Open hiroyuki-sato opened 6 years ago
This is good because similar system commands or internal workflow might be required for this feature https://github.com/treasure-data/digdag/pull/845. To mitigate this issue, we already have option that we could use Postgresql as Digdag backend instead of h2db. What do you think?
@muga Thank you for replying this issue.
I think It is a good mitigation solution to use PostgreSQL instead of H2. Until introduce a new command, a document about deleting session statement may help for PostgreSQL users. (I think nobody knows how to delete Digdag sessions in PostgreSQL)
@hiroyuki-sato Thank you for suggesting. Got it. sounds reasonable. To make such document, we'd better to investigate 1) what tables we want to reduce 2) what order to reduce size of tables. In my case, sessions, session_attempts, task_archives tables are top 3.
@muga I asked digdag users about database usage in Japanese. Twitter
According to the record I can confirm, the task_archives table is 8 to 9 times larger than the other tables, the next large table is session_attempts (2 times larger than other tables). So, it's enough to make a delete statement for task_archives and session_attempts table.

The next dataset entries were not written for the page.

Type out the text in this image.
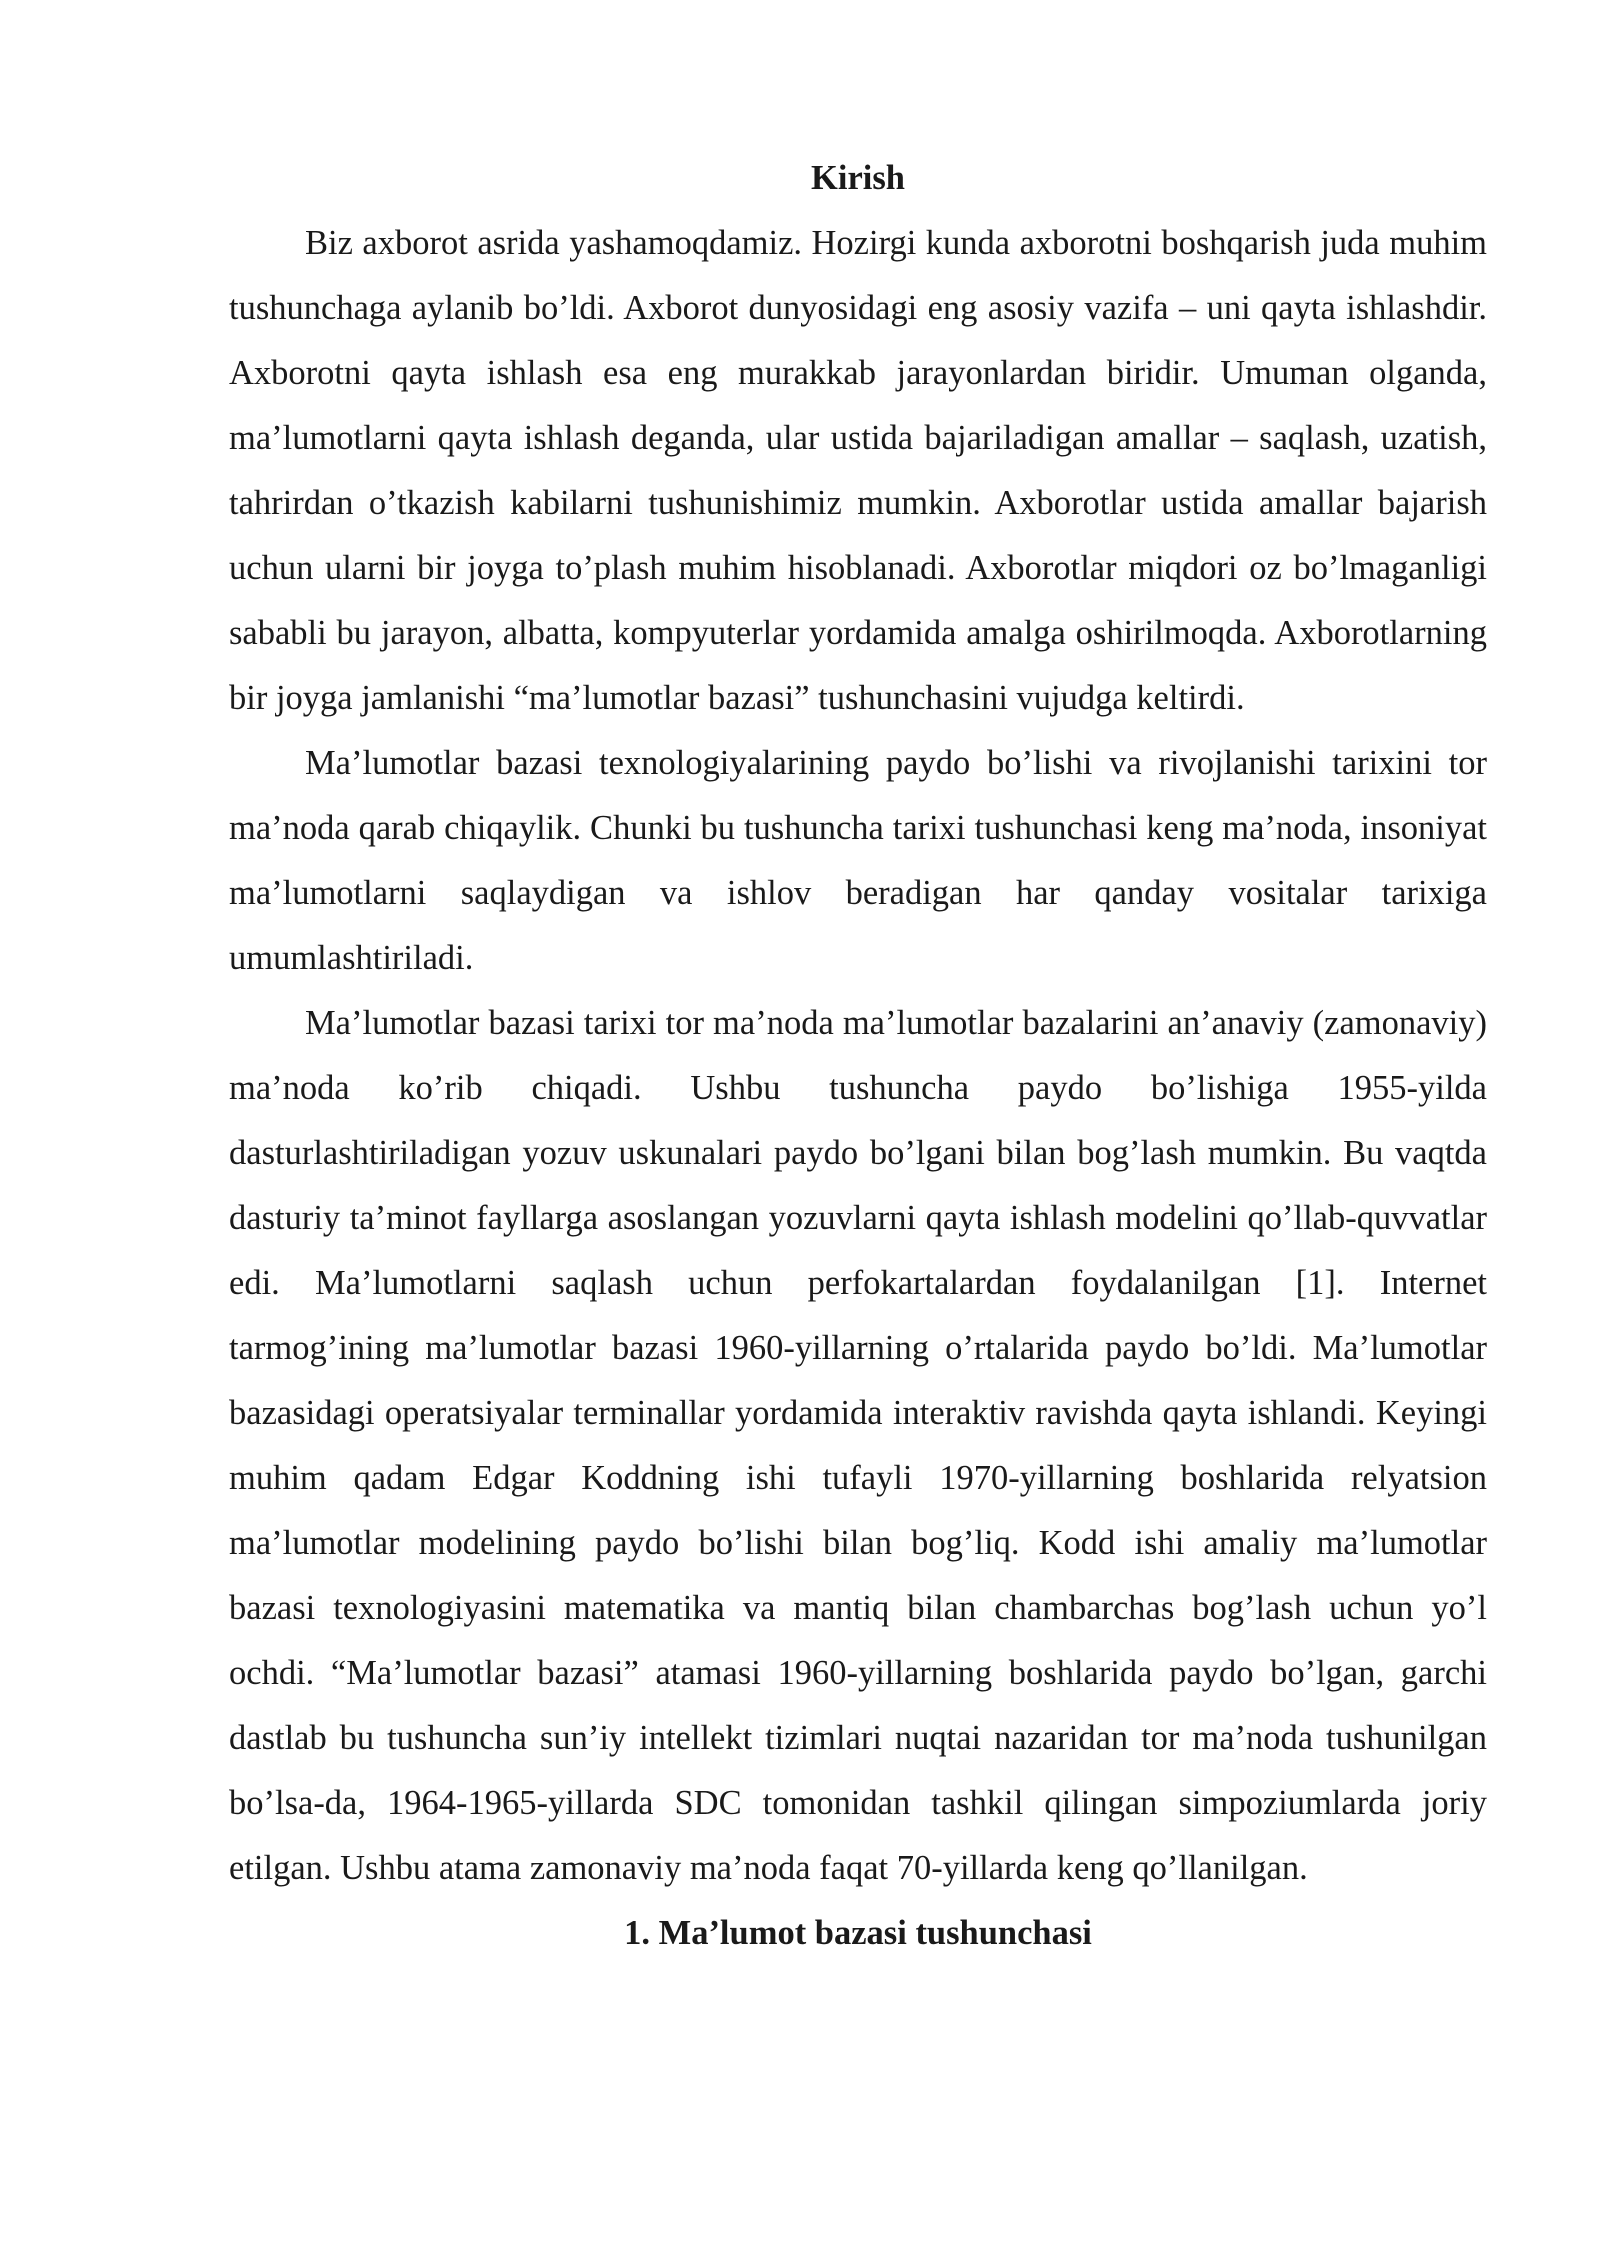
Kirish

Biz axborot asrida yashamoqdamiz. Hozirgi kunda axborotni boshqarish juda muhim tushunchaga aylanib bo’ldi. Axborot dunyosidagi eng asosiy vazifa – uni qayta ishlashdir. Axborotni qayta ishlash esa eng murakkab jarayonlardan biridir. Umuman olganda, ma’lumotlarni qayta ishlash deganda, ular ustida bajariladigan amallar – saqlash, uzatish, tahrirdan o’tkazish kabilarni tushunishimiz mumkin. Axborotlar ustida amallar bajarish uchun ularni bir joyga to’plash muhim hisoblanadi. Axborotlar miqdori oz bo’lmaganligi sababli bu jarayon, albatta, kompyuterlar yordamida amalga oshirilmoqda. Axborotlarning bir joyga jamlanishi “ma’lumotlar bazasi” tushunchasini vujudga keltirdi.

Ma’lumotlar bazasi texnologiyalarining paydo bo’lishi va rivojlanishi tarixini tor ma’noda qarab chiqaylik. Chunki bu tushuncha tarixi tushunchasi keng ma’noda, insoniyat ma’lumotlarni saqlaydigan va ishlov beradigan har qanday vositalar tarixiga umumlashtiriladi.

Ma’lumotlar bazasi tarixi tor ma’noda ma’lumotlar bazalarini an’anaviy (zamonaviy) ma’noda ko’rib chiqadi. Ushbu tushuncha paydo bo’lishiga 1955-yilda dasturlashtiriladigan yozuv uskunalari paydo bo’lgani bilan bog’lash mumkin. Bu vaqtda dasturiy ta’minot fayllarga asoslangan yozuvlarni qayta ishlash modelini qo’llab-quvvatlar edi. Ma’lumotlarni saqlash uchun perfokartalardan foydalanilgan [1]. Internet tarmog’ining ma’lumotlar bazasi 1960-yillarning o’rtalarida paydo bo’ldi. Ma’lumotlar bazasidagi operatsiyalar terminallar yordamida interaktiv ravishda qayta ishlandi. Keyingi muhim qadam Edgar Koddning ishi tufayli 1970-yillarning boshlarida relyatsion ma’lumotlar modelining paydo bo’lishi bilan bog’liq. Kodd ishi amaliy ma’lumotlar bazasi texnologiyasini matematika va mantiq bilan chambarchas bog’lash uchun yo’l ochdi. “Ma’lumotlar bazasi” atamasi 1960-yillarning boshlarida paydo bo’lgan, garchi dastlab bu tushuncha sun’iy intellekt tizimlari nuqtai nazaridan tor ma’noda tushunilgan bo’lsa-da, 1964-1965-yillarda SDC tomonidan tashkil qilingan simpoziumlarda joriy etilgan. Ushbu atama zamonaviy ma’noda faqat 70-yillarda keng qo’llanilgan.

1. Ma’lumot bazasi tushunchasi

I ended scheduling this sql to delete records older than 1 mont:
DELETE FROM task_archives WHERE id IN (SELECT id FROM session_attempts WHERE created_at < (NOW() - INTERVAL '1 MONTH'));
DELETE FROM session_attempts WHERE created_at < (NOW() - INTERVAL '1 MONTH');
DELETE FROM sessions WHERE last_attempt_created_at < (NOW() - INTERVAL '1 MONTH');
Hello @muga,
may I suggest a digdag command-line option where you can specify a max age for cleaning up old sessions?
For instance:
# delete sessions older than 30 days
$ digdag sessions --cleanup 30d
This way the cleanup would work regardless of the DB backend and would be suitable for cronjobs.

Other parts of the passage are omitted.